The economist emphasizes that the United States has long imposed the harshest oil and banking sanctions on Iran and even failed during the tanker war. Therefore, the snapback mechanism cannot impose serious new restrictions on the country. Nonetheless, he warns that its potential operational effects should not be ignored and calls for proactive measures to neutralize them.

According to Khoshchehreh, China and Russia — Iran’s main oil buyers — have openly stated that they will not implement the Security Council resolution. He believes that political disputes among major powers will reduce the effort to reinstate sanctions to a political confrontation without concrete results.

He highlights the crucial role of the government and the Central Bank in controlling the situation and stresses the importance of regulatory policies to maintain market stability.

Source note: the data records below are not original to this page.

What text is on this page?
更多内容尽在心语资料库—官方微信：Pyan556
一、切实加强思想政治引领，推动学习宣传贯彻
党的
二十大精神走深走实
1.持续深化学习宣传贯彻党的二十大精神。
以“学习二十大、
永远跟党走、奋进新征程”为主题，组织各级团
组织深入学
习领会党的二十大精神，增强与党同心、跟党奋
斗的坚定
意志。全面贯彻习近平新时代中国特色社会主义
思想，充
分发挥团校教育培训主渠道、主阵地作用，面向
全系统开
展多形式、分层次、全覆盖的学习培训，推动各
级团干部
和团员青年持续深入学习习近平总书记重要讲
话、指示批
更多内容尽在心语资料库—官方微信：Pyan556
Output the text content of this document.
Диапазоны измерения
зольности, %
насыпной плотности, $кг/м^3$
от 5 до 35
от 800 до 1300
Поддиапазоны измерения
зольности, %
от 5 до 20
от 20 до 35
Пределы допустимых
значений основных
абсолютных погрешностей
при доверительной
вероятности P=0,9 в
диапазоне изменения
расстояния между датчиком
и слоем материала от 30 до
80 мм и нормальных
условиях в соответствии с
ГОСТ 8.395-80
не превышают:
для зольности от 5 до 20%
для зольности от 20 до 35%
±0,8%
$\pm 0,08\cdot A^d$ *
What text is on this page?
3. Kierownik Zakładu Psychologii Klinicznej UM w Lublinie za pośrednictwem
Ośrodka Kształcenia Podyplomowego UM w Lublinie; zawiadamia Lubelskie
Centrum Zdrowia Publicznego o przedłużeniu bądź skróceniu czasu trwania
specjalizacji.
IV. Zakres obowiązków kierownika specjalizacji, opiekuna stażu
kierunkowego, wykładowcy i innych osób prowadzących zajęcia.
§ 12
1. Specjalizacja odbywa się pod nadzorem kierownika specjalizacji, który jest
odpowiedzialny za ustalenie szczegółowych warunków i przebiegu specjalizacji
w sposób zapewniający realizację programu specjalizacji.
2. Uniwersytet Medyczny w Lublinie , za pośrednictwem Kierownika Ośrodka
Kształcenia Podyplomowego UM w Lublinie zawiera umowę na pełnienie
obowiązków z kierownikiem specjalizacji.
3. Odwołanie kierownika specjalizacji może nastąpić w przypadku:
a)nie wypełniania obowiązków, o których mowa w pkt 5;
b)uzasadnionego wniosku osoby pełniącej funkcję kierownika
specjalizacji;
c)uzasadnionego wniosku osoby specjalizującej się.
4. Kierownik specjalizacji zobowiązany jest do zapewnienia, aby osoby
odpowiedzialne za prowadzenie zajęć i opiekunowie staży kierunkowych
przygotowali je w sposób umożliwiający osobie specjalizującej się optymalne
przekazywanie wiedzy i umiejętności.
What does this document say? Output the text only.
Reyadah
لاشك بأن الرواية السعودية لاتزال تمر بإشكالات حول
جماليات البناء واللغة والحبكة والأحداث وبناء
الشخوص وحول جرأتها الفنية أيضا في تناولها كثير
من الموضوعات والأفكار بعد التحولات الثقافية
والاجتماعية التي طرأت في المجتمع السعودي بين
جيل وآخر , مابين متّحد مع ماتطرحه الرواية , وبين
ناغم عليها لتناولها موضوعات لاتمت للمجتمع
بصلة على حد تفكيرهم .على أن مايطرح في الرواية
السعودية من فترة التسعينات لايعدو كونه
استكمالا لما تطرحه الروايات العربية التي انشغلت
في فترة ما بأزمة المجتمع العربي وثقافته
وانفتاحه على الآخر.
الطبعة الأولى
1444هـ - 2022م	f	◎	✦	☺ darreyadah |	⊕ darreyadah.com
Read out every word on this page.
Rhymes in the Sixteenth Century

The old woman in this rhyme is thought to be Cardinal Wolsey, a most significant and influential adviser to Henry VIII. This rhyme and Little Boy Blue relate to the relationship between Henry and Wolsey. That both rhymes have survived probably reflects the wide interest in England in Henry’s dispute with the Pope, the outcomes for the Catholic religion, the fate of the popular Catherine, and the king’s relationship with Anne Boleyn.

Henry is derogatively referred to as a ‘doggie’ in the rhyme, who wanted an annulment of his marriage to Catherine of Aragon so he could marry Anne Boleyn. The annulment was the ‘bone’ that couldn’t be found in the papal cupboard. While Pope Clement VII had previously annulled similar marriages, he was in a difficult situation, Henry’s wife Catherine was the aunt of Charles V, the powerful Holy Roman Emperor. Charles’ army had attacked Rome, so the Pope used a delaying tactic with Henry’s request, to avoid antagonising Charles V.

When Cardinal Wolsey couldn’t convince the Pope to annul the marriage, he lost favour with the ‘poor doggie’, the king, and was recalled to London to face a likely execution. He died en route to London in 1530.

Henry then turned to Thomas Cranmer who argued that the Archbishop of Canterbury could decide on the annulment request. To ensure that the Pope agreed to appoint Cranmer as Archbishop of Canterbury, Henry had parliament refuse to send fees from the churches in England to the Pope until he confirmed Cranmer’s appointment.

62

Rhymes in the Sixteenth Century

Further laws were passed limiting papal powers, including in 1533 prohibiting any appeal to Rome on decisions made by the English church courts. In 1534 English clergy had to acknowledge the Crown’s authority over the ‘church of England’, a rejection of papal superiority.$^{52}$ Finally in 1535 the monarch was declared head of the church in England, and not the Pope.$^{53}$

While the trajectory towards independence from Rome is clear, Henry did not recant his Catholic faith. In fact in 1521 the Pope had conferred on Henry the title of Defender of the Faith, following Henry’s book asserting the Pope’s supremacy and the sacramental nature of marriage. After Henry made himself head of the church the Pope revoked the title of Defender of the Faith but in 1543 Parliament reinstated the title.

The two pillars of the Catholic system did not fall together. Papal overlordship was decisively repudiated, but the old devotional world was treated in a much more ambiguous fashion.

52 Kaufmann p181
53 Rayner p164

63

Measures such as providing sufficient foreign currency to the market, managing the cryptocurrency sector, and relying on the Central Bank’s adequate reserves of gold and foreign exchange can help control inflation and stabilize the currency market.

Khoshchehreh notes that historical experience shows political shocks and the psychological effects of resolutions are usually short-lived and fade over time. He recalls that last year, after events like the President’s martyrdom and the “True Promise” operations, the foreign exchange market eventually stabilized — proving that the Central Bank has the capacity to manage the dollar rate effectively.

In his view, the key at this stage is to strengthen public confidence in policymakers and avoid hasty decisions. With the continuation of consistent economic policies, he expects the market to gradually calm down.

Khoshchehreh concludes that the recent rise in the exchange rate is mainly driven by psychological and emotional reactions to the snapback mechanism. Once these effects subside and economic reforms proceed, the exchange rate will return to its equilibrium level — and may even decline further.